Stored:1149617, Thresh:308, Rearm:294, Sent SNMP PDUs:127771, 
Recvd Instances:4724716, SNMP retries:70870 since Fri Feb 21 
01:46:19.2 2003 (4.32 days). Collecting 618 variables/minute via 
19 PDUs/minute. Maximum collection delay 30920 seconds at 
02/21/03 10:28:06. 81 collection checks in progress
You can plot the netmon and SNMP performance from the OpenView Internet 
            map menu [Performance]->[Network Polling Statistics] and see whether 
            any of the graph plotting seconds until the next status/SNMP poll 
            has gone negative, which indicates a problem and requires tuning (see 
            Figure 2).  You should check the ovcoltosql process. If that process is running 
              over a long time, it indicates issues with the size of snmp data 
              collection and solid db. In this case, check the configured NNM 
              reports and solid.db size located under /var/opt/OV/share/databases/analysis/default. 
              The maximum size of a solid.db can be 2 GB. If it is nearing that 
              maximum, it needs trimming and importing and exporting the data 
              to resize the solid db.
              If NNM is struggling with name resolution, it will send two alarms 
              of type "OV_NS_PerformWarn and OV_NS_PerformErr", and 
              if it is struggling with SNMP data collection, it will send an "OV_DataColl_Busy" 
              alarm. If there are any errors with NNM data warehousing, it will 
              send an "OV_dataWareHouseMaintError" alarm to the alarm 
              browser. These alarms give a clear indication of issues with NNM 
              and mean that tuning is required.

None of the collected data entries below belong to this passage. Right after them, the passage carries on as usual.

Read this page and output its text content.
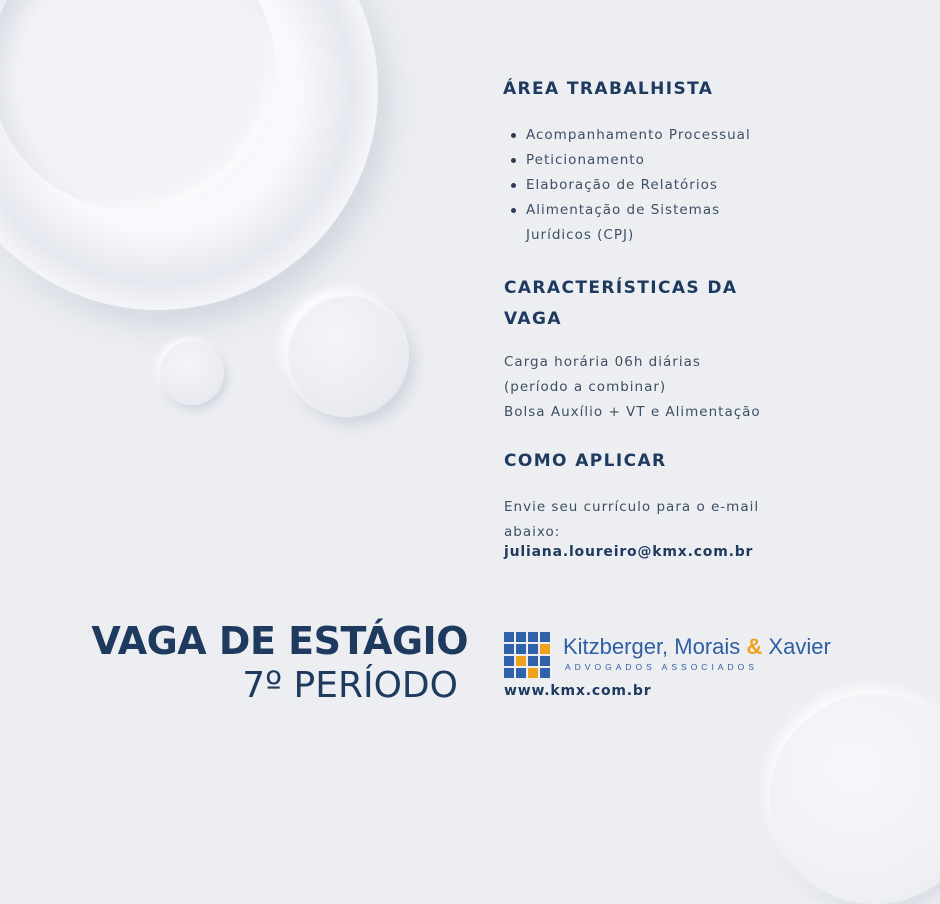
ÁREA TRABALHISTA
Acompanhamento Processual
Peticionamento
Elaboração de Relatórios
Alimentação de Sistemas
Jurídicos (CPJ)
CARACTERÍSTICAS DA
VAGA

Carga horária 06h diárias
(período a combinar)
Bolsa Auxílio + VT e Alimentação

COMO APLICAR

Envie seu currículo para o e-mail
abaixo:

juliana.loureiro@kmx.com.br
VAGA DE ESTÁGIO
7º PERÍODO
Kitzberger, Morais & Xavier
ADVOGADOS ASSOCIADOS
www.kmx.com.br
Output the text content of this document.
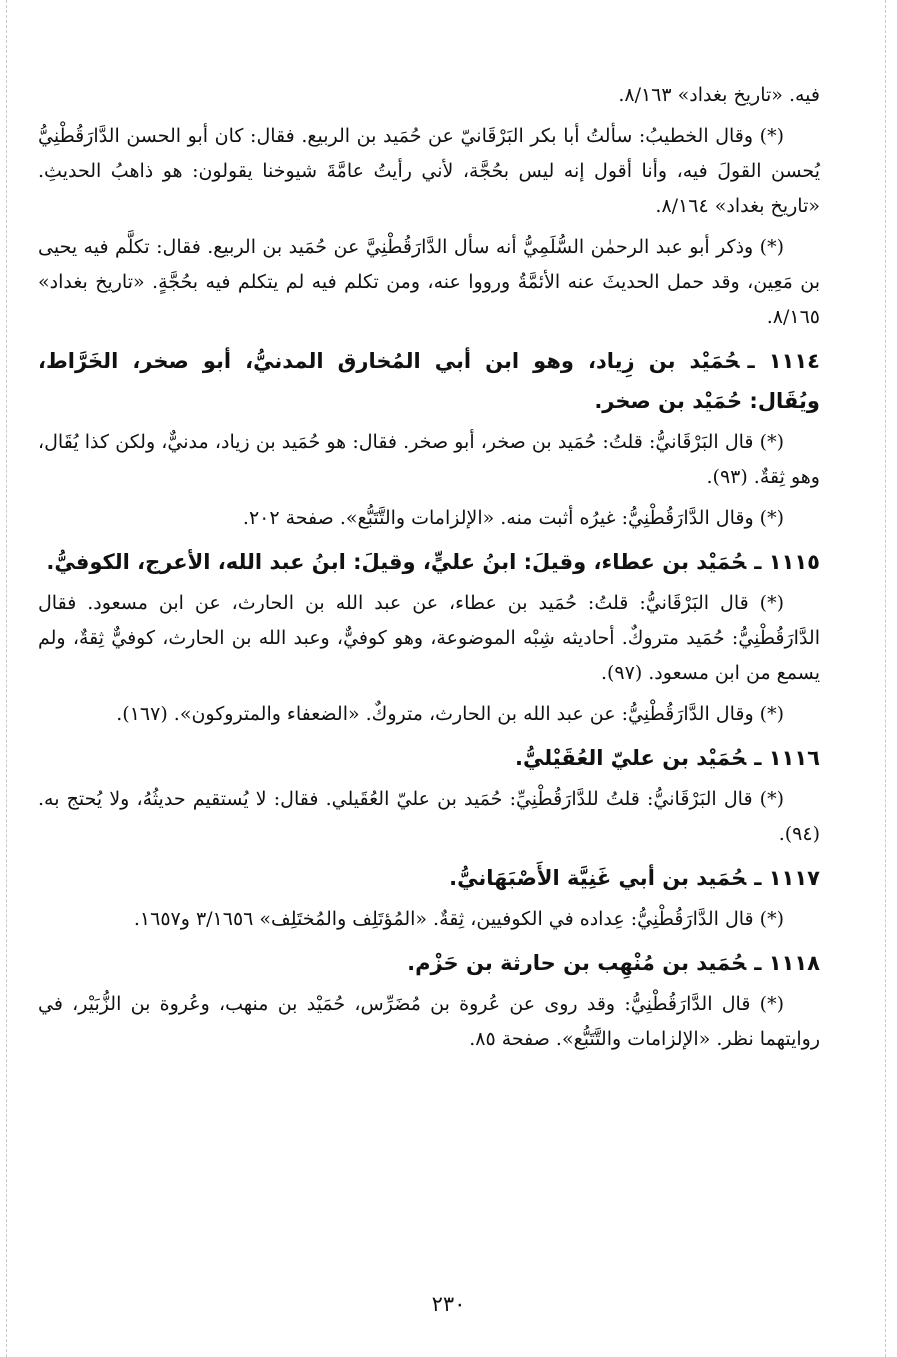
فيه. «تاريخ بغداد» ٨/١٦٣.

(*) وقال الخطيبُ: سألتُ أبا بكر البَرْقَانيّ عن حُمَيد بن الربيع. فقال: كان أبو الحسن الدَّارَقُطْنِيُّ يُحسن القولَ فيه، وأنا أقول إنه ليس بحُجَّة، لأني رأيتُ عامَّةَ شيوخنا يقولون: هو ذاهبُ الحديثِ. «تاريخ بغداد» ٨/١٦٤.

(*) وذكر أبو عبد الرحمٰن السُّلَمِيُّ أنه سأل الدَّارَقُطْنِيَّ عن حُمَيد بن الربيع. فقال: تكلَّم فيه يحيى بن مَعِين، وقد حمل الحديثَ عنه الأئمَّةُ ورووا عنه، ومن تكلم فيه لم يتكلم فيه بحُجَّةٍ. «تاريخ بغداد» ٨/١٦٥.

١١١٤ ـحُمَيْد بن زِياد، وهو ابن أبي المُخارق المدنيُّ، أبو صخر، الخَرَّاط، ويُقَال: حُمَيْد بن صخر.

(*) قال البَرْقَانيُّ: قلتُ: حُمَيد بن صخر، أبو صخر. فقال: هو حُمَيد بن زياد، مدنيٌّ، ولكن كذا يُقَال، وهو ثِقةٌ. (٩٣).

(*) وقال الدَّارَقُطْنِيُّ: غيرُه أثبت منه. «الإلزامات والتَّتَبُّع». صفحة ٢٠٢.

١١١٥ ـحُمَيْد بن عطاء، وقيلَ: ابنُ عليٍّ، وقيلَ: ابنُ عبد الله، الأعرج، الكوفيُّ.

(*) قال البَرْقَانيُّ: قلتُ: حُمَيد بن عطاء، عن عبد الله بن الحارث، عن ابن مسعود. فقال الدَّارَقُطْنِيُّ: حُمَيد متروكٌ. أحاديثه شِبْه الموضوعة، وهو كوفيٌّ، وعبد الله بن الحارث، كوفيٌّ ثِقةٌ، ولم يسمع من ابن مسعود. (٩٧).

(*) وقال الدَّارَقُطْنِيُّ: عن عبد الله بن الحارث، متروكٌ. «الضعفاء والمتروكون». (١٦٧).

١١١٦ ـحُمَيْد بن عليّ العُقَيْليُّ.

(*) قال البَرْقَانيُّ: قلتُ للدَّارَقُطْنِيِّ: حُمَيد بن عليّ العُقَيلي. فقال: لا يُستقيم حديثُهُ، ولا يُحتج به. (٩٤).

١١١٧ ـحُمَيد بن أبي غَنِيَّة الأَصْبَهَانيُّ.

(*) قال الدَّارَقُطْنِيُّ: عِداده في الكوفيين، ثِقةٌ. «المُؤتَلِف والمُختَلِف» ٣/١٦٥٦ و١٦٥٧.

١١١٨ ـحُمَيد بن مُنْهِب بن حارثة بن حَزْم.

(*) قال الدَّارَقُطْنِيُّ: وقد روى عن عُروة بن مُضَرِّس، حُمَيْد بن منهب، وعُروة بن الزُّبَيْر، في روايتهما نظر. «الإلزامات والتَّتَبُّع». صفحة ٨٥.

٢٣٠
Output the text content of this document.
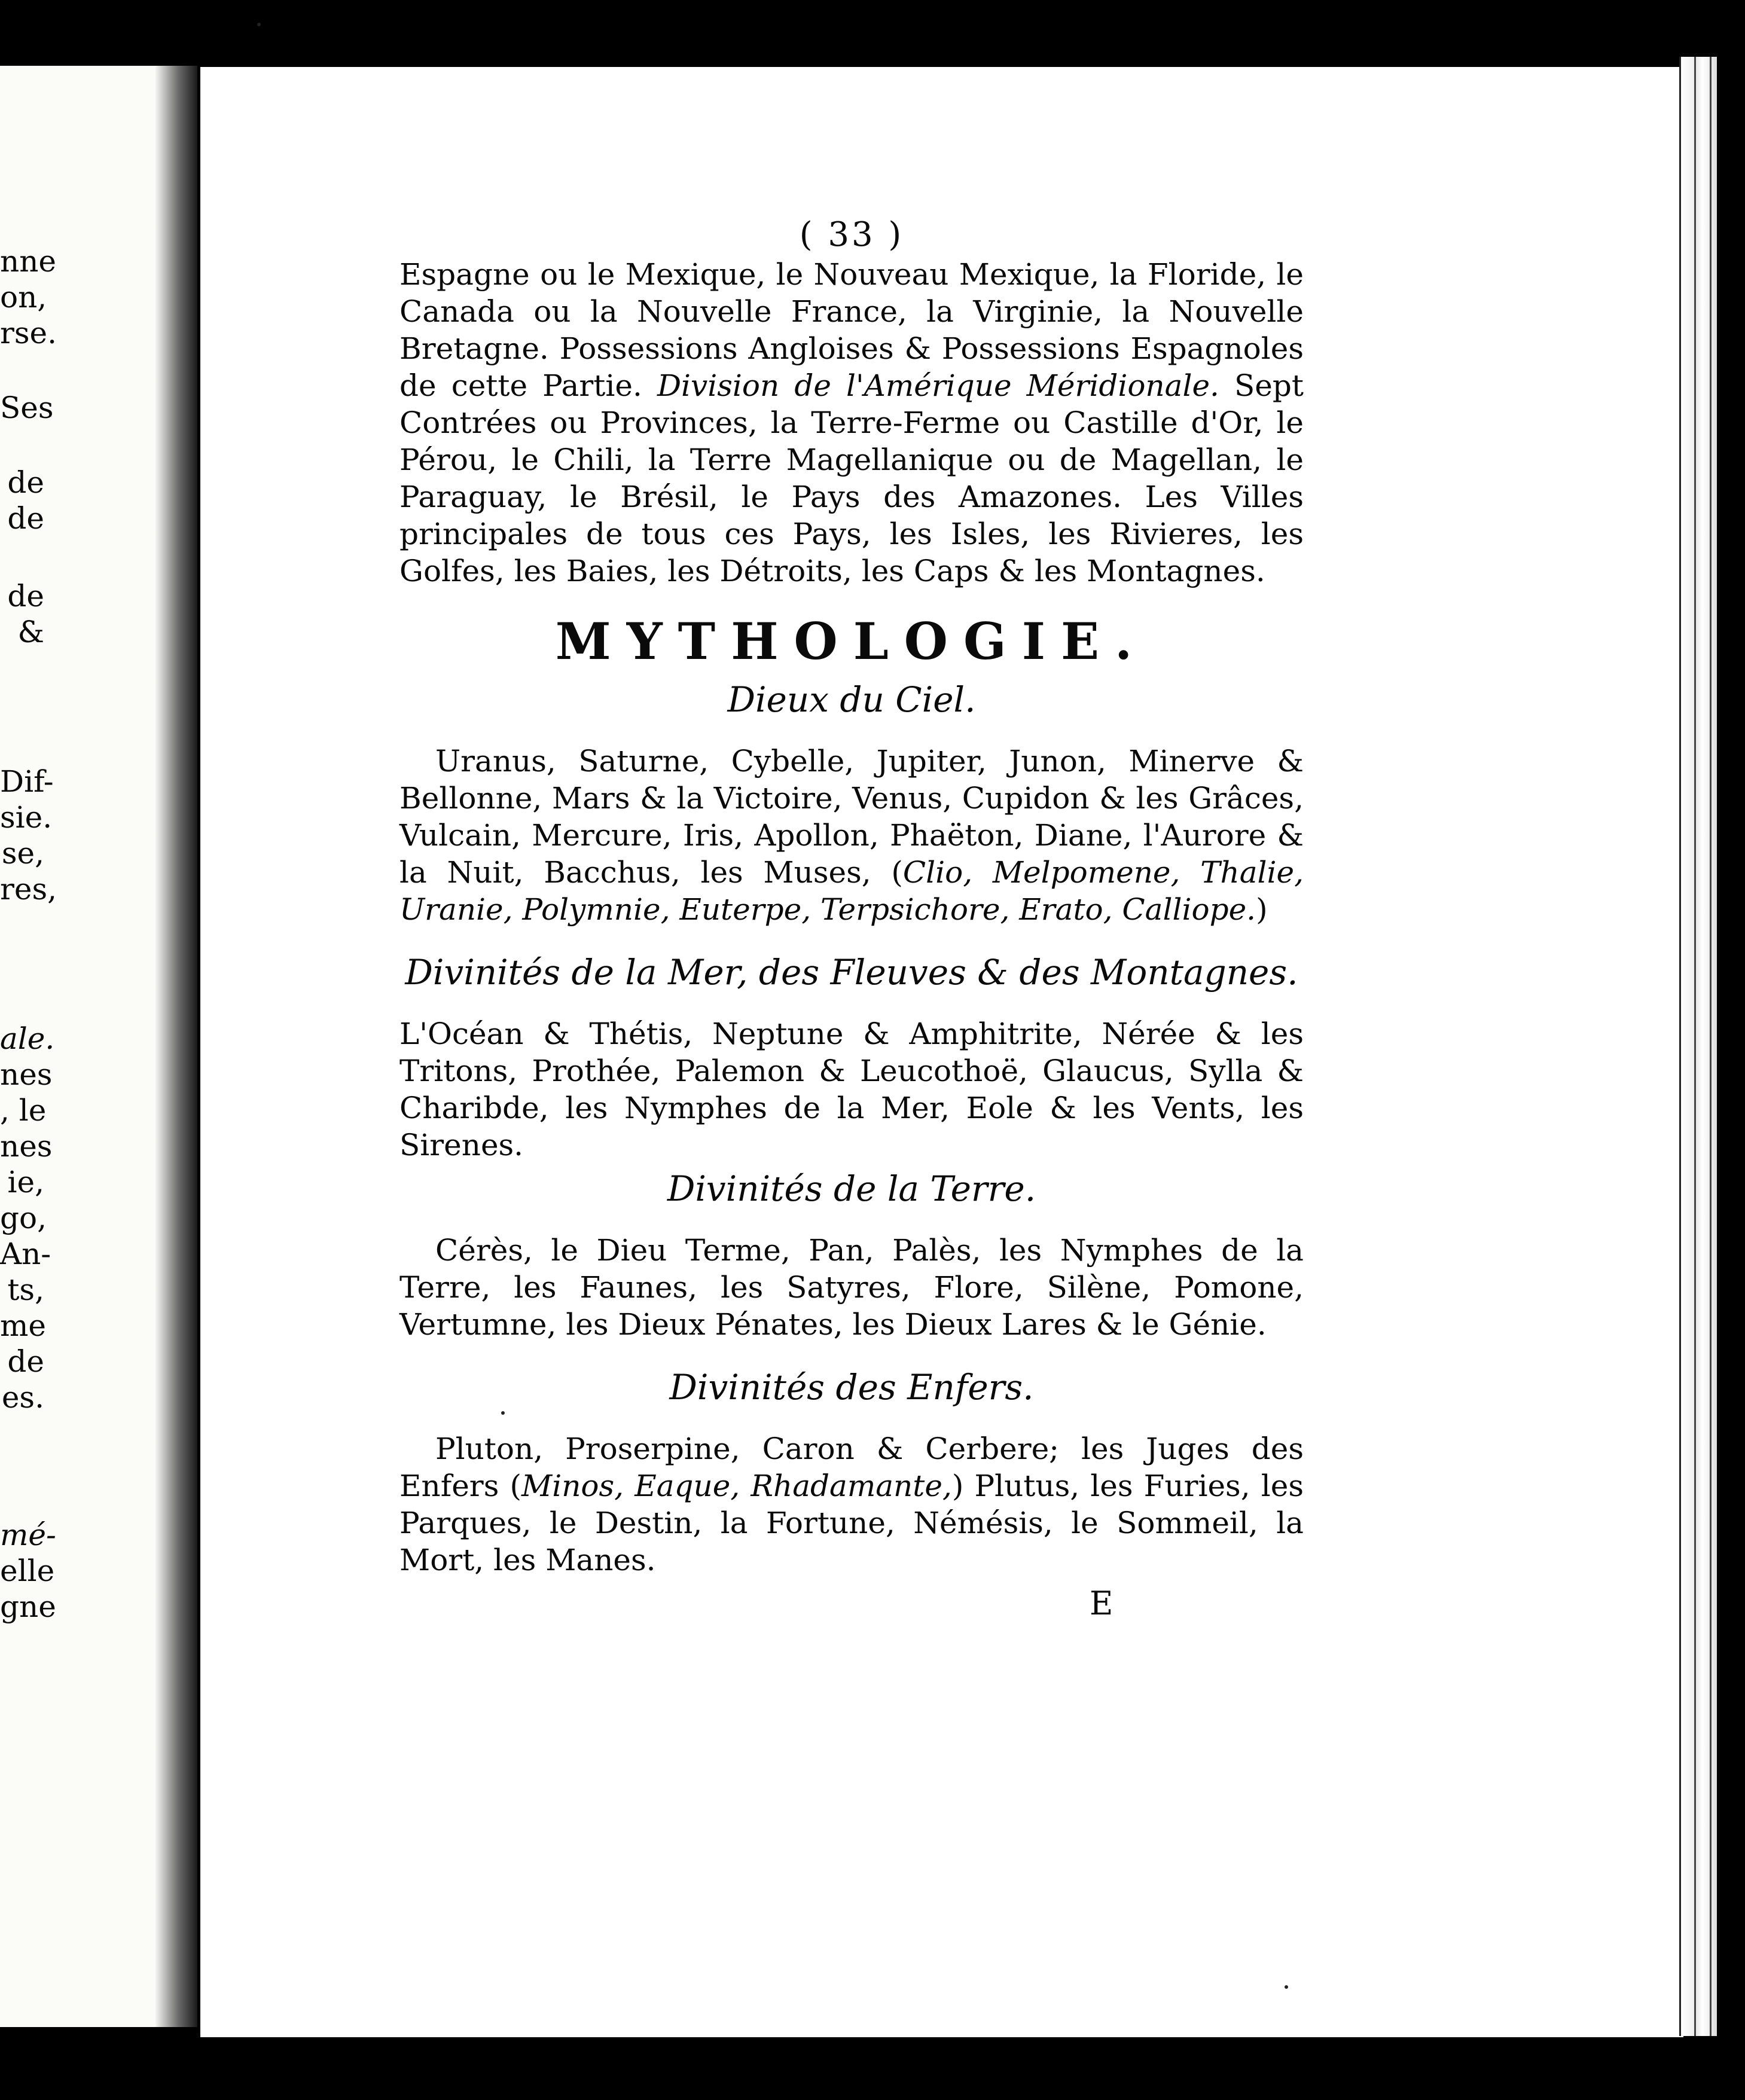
nne
on,
rse.
Ses
de
de
de
&
Dif-
sie.
se,
res,
ale.
nes
, le
nes
ie,
go,
An-
ts,
me
de
es.
mé-
elle
gne
( 33 )

Espagne ou le Mexique, le Nouveau Mexique, la Floride, le Canada ou la Nouvelle France, la Virginie, la Nouvelle Bretagne. Possessions Angloises & Possessions Espagnoles de cette Partie. Division de l'Amérique Méridionale. Sept Contrées ou Provinces, la Terre-Ferme ou Castille d'Or, le Pérou, le Chili, la Terre Magellanique ou de Magellan, le Paraguay, le Brésil, le Pays des Amazones. Les Villes principales de tous ces Pays, les Isles, les Rivieres, les Golfes, les Baies, les Détroits, les Caps & les Montagnes.

MYTHOLOGIE.
Dieux du Ciel.

Uranus, Saturne, Cybelle, Jupiter, Junon, Minerve & Bellonne, Mars & la Victoire, Venus, Cupidon & les Grâces, Vulcain, Mercure, Iris, Apollon, Phaëton, Diane, l'Aurore & la Nuit, Bacchus, les Muses, (Clio, Melpomene, Thalie, Uranie, Polymnie, Euterpe, Terpsichore, Erato, Calliope.)

Divinités de la Mer, des Fleuves & des Montagnes.

L'Océan & Thétis, Neptune & Amphitrite, Nérée & les Tritons, Prothée, Palemon & Leucothoë, Glaucus, Sylla & Charibde, les Nymphes de la Mer, Eole & les Vents, les Sirenes.

Divinités de la Terre.

Cérès, le Dieu Terme, Pan, Palès, les Nymphes de la Terre, les Faunes, les Satyres, Flore, Silène, Pomone, Vertumne, les Dieux Pénates, les Dieux Lares & le Génie.

Divinités des Enfers.

Pluton, Proserpine, Caron & Cerbere; les Juges des Enfers (Minos, Eaque, Rhadamante,) Plutus, les Furies, les Parques, le Destin, la Fortune, Némésis, le Sommeil, la Mort, les Manes.

E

              You can run /opt/OV/bin/ovtopodump -l and compare the number 
              of required managed nodes to the number of currently managed nodes. 
              Currently, the managed nodes list can be printed using /opt/OV/bin/ovtopodump 
              -RISC. If the difference is high, clean up unwanted nodes to 
              reduce system loading.
              Factors Affecting NNM Performance and Possible Workarounds
              1. Physical characteristics of NNM server and its network
              2. Nodes management and filters
              3. NNM polling
              4. Events and Event Correlation System (ECS)
              5. Name resolution issues
              6. Data collection
              7. NNM daemons (ovwdb, ovrequestd, ovtopmd)
              8. Number of running ovw sessions
              9. NNM data warehouse issues
              10. Performance enhancing scripts
              Physical Characteristics of NNM Server and Network
              Because NNM processes are memory and swap intensive, it is always 
              better to have more RAM, faster physical disks, CPU and high-bandwidth 
              lines. You can monitor the system's performance in terms of 
              swap, memory usage, cpu usage, disk I/O, run queue load using swapinfo, 
              dmesg, and sar with the available various flag options. In cases 
              where it is not possible to upgrade with better hardware due to 
              budget limitation, you can try to tune the system kernel parameters 
              (e.g., maxusers, process priority, MAXTSIZ, maxswapchunks, and max_thread_proc) 
              and keep swap partition disks away from file system disks. The tuned 
              32-bit kernel parameters for better performance should meet or exceed 
              the values given in Table 1. For a complete overview of HP-UX 11.x 
              kernel parameters, refer to:
              
             
http://docs.hp.com/hpux/onlinedocs/os/KCparams.OverviewAll.html
You might try to adjust the process priority value either using nice 
            before starting the program, or using renice with the process 
            id of OpenView processes. Note that the process priority value is 
            given through the nice number from 0 to 39 with default value 
            for every process as 20. A nice value of 0 is the highest priority, 
            and a value of 39 is the lowest. You can check the current nice 
            number against any program by running the following command and looking 
            at the value under NI column:  
             
Ps -efl |cut -c 1-37,85-110
Nodes Management and Filters  If you don't control the number of nodes managed by NNM by 
              stopping the auto-discovery option, it will pick all reachable nodes 
              whether you are interested in managing them or not, and will fill 
              up the OpenView operational (object, topology, and map) databases. 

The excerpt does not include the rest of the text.